Ankara Üniversitesi Siyasal Bilgiler Fakültesi Kamu Yönetiminden 1984 yılında mezun oldum. 1960 doğumluyum. 1985 yılında da o zamanki adıyla Hazine ve Dış Ticaret Müsteşarlığı’na girdim. 1994 yılına geldiğimizde adı Hazine Müsteşarlığı olarak değişti, Dış Ticaret ile ikisi bölündü. 2018 yılında da Hazine ve Maliye Bakanlığı oldu. Bütün bu teşkilatlarda o kadar çok unvanda görev yaptım ki; uzman yardımcısı, uzman, şube müdürü, genel müdür yardımcılığı, genel müdür… En sonunda da Müsteşar yardımcılığı yaptım. Bir tek Müsteşarlık yapmadım. Neredeyse bütün kademeleri sindire sindire, tırmana tırmana yaşadım.

1985’ten 1997’ye kadar 12 sene Bankacılık Dairesinde çalıştım. 1997 yılı Ekim ayında Sigortacılık Genel Müdürlüğü’ne geçiş yaptım. Onun ardından 2014 Aralık ayında Müsteşar Yardımcısı olana kadar orada çalıştım. 2018’de Bakan Yardımcılığı geldiği için bizim unvanımız kaldı, aktif olarak çalışmalarımız devam etti, sigorta sektörü ile ilgili konularda katkı sağladık.

Görevleriniz itibariyle sigortacılık konuları ile bir araya geldiniz. Ancak sigorta sizin için mesleki anlamın dışında aynı zamanda merak uyandıran bir alan mıydı?

Elbette ki… 1985’te ben Hazine’ye girdim, 1987’de sigorta sektörü ile ilgili işler Ticaret Bakanlığı’ndan alındı ve benim görev yaptığım Hazine Müsteşarlığı’na verildi. Ticaret Bakanlığı’ndan da sigortayı bilen tek bir kişi geldi. Ben o dönemde bankacılıkta çalışıyordum. Banka ve Kambiyo Genel Müdürlüğü’ndeki Sigortacılık Birimi önce şube müdürlüğü oldu, ardından daire başkanlığı oldu, sonra da 1994 yılında Sigortacılık Genel Müdürlüğü oldu. O zamanlar Hazine ile Milli Reasürans arasında bir protokol vardı ve her yıl 3 kişi Londra’ya sigortacılık alanında bir yıllık bir eğitime gönderiliyordu. 1990 Mart – 1991 Mart döneminde beni de o protokol çerçevesinde Londra’ya sigortacılık eğitimi almam için gönderdiler. Sigorta ile ilk o zaman tanıştım ve o sırada ilgimi çekti. Döndüğüm zaman beni yine bankacılığa verdiler. 1997 yılına geldiğimizde dilekçe verdim.  Sigortacılık Genel Müdürlüğü de kurulmuştu o zaman. Londra eğitimimi de gerekçe göstererek geçiş yapmak istediğimi belirttim. Talebim kabul edildi. Orada Daire Başkanı, Genel Müdür Yardımcısı ve Genel Müdür oldum.

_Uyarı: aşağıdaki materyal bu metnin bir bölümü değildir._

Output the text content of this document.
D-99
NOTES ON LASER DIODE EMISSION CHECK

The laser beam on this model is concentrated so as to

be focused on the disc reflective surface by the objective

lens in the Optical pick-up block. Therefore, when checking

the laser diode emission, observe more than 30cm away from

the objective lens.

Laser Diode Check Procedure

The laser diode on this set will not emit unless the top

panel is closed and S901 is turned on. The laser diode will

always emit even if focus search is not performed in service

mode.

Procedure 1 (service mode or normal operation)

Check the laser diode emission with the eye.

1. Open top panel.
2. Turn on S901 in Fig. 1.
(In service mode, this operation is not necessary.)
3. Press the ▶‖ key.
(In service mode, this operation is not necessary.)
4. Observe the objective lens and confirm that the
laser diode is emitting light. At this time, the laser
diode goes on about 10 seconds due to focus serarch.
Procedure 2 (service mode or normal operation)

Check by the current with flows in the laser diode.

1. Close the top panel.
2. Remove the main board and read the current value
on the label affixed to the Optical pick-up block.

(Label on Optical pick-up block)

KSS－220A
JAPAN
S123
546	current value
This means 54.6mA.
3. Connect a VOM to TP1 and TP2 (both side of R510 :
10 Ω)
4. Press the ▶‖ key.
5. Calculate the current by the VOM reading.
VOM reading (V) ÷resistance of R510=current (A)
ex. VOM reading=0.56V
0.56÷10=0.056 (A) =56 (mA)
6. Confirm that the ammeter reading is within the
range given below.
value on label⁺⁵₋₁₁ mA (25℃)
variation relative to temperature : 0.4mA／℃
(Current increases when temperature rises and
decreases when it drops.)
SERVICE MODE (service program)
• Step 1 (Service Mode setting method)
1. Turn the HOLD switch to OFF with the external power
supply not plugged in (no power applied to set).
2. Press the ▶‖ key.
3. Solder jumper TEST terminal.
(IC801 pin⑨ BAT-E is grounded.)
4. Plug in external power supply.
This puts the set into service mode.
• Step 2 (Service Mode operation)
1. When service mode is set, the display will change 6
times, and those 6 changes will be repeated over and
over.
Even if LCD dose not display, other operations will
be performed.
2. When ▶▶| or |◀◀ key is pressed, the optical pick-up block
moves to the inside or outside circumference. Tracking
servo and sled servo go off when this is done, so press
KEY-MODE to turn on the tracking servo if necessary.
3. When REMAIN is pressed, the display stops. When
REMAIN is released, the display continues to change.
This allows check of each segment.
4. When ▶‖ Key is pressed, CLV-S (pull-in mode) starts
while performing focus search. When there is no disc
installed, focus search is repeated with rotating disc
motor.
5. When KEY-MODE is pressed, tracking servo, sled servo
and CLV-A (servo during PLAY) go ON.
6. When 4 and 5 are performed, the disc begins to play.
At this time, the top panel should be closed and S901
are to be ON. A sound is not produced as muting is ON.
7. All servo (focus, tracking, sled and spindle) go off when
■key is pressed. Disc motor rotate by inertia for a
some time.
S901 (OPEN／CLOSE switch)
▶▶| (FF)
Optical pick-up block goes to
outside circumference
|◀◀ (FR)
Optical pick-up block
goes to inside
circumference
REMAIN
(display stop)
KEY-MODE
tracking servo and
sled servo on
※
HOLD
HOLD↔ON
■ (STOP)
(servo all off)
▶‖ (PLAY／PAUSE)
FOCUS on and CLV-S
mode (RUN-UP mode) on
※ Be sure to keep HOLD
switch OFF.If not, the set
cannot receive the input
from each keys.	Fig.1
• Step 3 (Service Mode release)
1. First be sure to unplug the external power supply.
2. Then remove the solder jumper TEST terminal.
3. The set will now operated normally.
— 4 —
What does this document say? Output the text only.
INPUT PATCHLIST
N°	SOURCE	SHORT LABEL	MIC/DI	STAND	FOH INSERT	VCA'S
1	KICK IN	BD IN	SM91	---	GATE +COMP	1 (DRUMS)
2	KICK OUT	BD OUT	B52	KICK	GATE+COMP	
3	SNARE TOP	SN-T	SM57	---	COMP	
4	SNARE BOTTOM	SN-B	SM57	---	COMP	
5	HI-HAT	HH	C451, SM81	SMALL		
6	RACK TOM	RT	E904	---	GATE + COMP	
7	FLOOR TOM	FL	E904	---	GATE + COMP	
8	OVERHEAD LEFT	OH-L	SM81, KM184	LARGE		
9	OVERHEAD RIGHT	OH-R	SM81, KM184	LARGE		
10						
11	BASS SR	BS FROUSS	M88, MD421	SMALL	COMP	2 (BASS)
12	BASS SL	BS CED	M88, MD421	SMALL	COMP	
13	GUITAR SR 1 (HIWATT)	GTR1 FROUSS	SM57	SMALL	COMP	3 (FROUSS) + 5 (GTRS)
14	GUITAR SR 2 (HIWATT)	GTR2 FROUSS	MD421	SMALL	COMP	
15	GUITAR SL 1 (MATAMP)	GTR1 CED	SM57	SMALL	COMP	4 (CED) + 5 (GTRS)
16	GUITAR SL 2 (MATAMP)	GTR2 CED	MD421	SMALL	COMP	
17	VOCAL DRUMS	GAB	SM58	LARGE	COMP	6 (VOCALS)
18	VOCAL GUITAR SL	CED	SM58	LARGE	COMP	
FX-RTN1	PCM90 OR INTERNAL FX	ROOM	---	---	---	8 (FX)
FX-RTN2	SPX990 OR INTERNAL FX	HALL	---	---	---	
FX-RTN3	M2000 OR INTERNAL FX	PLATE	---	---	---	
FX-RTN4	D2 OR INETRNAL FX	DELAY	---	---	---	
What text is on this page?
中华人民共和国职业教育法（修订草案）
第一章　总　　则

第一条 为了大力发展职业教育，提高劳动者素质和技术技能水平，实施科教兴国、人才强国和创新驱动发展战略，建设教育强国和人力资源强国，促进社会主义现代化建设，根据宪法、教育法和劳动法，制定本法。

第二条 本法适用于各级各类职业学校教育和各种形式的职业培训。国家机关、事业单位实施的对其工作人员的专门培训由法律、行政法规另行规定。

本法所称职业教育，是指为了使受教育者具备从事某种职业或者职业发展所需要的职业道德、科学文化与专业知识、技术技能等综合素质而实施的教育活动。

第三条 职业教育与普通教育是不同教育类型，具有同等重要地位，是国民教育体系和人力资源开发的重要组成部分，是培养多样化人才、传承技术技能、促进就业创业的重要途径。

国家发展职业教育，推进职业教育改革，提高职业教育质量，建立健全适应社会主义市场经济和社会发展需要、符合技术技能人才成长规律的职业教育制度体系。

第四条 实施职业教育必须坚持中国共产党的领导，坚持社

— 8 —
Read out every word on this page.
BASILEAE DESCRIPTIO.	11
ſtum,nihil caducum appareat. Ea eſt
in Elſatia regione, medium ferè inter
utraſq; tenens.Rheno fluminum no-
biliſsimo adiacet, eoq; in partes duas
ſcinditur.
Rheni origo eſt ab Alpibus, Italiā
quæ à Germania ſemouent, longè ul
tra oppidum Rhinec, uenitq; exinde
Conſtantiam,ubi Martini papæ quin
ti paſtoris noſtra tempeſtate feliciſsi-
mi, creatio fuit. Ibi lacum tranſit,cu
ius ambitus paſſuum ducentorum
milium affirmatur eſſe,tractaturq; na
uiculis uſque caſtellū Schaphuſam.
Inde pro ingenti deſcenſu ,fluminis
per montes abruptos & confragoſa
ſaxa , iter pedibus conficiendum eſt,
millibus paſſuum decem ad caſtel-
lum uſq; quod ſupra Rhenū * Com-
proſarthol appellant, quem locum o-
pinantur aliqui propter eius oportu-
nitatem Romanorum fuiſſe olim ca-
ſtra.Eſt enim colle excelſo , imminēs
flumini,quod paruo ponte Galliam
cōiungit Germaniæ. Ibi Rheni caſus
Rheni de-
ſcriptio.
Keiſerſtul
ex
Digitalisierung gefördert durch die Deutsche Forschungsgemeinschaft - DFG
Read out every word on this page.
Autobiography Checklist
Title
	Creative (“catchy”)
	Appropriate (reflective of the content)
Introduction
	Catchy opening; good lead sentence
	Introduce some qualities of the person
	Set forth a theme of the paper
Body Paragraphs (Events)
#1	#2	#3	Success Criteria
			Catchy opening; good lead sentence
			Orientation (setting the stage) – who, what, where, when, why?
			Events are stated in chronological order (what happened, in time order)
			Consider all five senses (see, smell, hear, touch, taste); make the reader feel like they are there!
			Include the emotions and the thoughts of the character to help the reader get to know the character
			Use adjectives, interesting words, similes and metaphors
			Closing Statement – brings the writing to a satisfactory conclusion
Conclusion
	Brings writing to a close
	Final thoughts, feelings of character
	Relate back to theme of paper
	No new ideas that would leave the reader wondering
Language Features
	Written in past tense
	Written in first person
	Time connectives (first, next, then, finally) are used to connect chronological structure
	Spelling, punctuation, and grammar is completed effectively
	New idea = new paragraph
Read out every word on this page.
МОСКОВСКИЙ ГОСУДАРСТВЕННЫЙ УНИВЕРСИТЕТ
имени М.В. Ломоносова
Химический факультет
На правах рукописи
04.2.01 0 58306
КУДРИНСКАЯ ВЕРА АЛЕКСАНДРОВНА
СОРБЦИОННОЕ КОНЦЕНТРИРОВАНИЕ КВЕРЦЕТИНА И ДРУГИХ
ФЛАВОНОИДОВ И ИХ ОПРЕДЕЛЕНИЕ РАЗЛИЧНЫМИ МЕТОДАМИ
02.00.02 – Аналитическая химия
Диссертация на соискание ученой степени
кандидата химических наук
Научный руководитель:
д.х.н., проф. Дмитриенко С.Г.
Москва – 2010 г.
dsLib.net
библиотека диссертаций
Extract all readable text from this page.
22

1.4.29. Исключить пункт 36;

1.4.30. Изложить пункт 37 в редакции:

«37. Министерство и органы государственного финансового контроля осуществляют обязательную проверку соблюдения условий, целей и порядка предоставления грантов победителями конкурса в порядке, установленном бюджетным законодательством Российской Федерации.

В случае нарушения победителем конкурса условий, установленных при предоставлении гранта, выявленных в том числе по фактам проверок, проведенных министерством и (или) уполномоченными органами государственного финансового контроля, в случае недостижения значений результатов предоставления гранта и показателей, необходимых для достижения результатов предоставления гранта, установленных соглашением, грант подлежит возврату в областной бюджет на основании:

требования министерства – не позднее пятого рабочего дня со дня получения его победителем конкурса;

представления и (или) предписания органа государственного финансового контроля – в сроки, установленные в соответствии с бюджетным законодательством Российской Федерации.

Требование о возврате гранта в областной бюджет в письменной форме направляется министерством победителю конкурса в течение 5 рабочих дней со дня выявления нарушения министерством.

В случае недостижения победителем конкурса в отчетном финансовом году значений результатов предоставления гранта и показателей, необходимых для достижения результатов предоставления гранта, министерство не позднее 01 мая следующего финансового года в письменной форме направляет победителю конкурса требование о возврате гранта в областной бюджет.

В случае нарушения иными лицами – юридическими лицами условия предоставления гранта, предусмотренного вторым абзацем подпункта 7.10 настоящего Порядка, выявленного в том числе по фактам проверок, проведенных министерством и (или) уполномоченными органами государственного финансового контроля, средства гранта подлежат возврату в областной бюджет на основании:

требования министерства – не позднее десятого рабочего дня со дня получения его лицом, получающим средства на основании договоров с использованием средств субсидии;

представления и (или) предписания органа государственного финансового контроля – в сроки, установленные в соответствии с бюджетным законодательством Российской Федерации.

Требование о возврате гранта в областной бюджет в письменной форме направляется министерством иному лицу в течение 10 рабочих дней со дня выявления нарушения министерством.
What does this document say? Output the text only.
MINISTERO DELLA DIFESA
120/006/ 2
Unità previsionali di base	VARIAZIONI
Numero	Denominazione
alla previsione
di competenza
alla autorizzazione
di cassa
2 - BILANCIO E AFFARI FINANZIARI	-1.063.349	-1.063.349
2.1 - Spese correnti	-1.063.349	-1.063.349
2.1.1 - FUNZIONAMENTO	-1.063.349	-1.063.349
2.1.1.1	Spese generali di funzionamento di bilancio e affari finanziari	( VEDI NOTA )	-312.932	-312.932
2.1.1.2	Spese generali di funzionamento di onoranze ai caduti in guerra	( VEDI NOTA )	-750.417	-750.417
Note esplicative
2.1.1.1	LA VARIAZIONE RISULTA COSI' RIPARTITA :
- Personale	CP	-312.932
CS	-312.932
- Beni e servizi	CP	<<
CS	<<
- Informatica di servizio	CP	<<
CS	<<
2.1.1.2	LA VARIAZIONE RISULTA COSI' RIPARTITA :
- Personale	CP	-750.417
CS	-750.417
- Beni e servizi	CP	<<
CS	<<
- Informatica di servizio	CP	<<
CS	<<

Üniversitede eğitim vermeye ise 2002 yılında başladım. Başkent Üniversitesi’nde derse başladım. Hacettepe ve Karatay Üniversitelerinde de ders verdim. Birçok üniversite sigortacılık programlarını bana sordu yıllarca bu konuda görüş verdim, olabildiğince katkı sağladım.

Öğrencilere İstanbul'da sektörü görme imkanı verdik. 4. sınıf öğrencilerine İstanbul'da program ayarladık. Örnek bir sigorta şirketinin nasıl çalıştığını, sektördeki DASK gibi, SEGEM gibi kuruluşların ne olduğunu ve nasıl çalıştığını görmelerini sağladık, tecrübelerini artırıyorlardı. Oralarda hep katkımız oldu.

“Bizde bir grup duayen sigortacı, dünyadaki pek çok sigorta profesyonelinden daha bilgili. Bu bizim çok önemli bir insan kaynağımız”

 Sektöre başladığınız günden bu yana sigorta tarihini nasıl yorumlayabilirsiniz ve sigortacılığın yerini nerede görüyorsunuz?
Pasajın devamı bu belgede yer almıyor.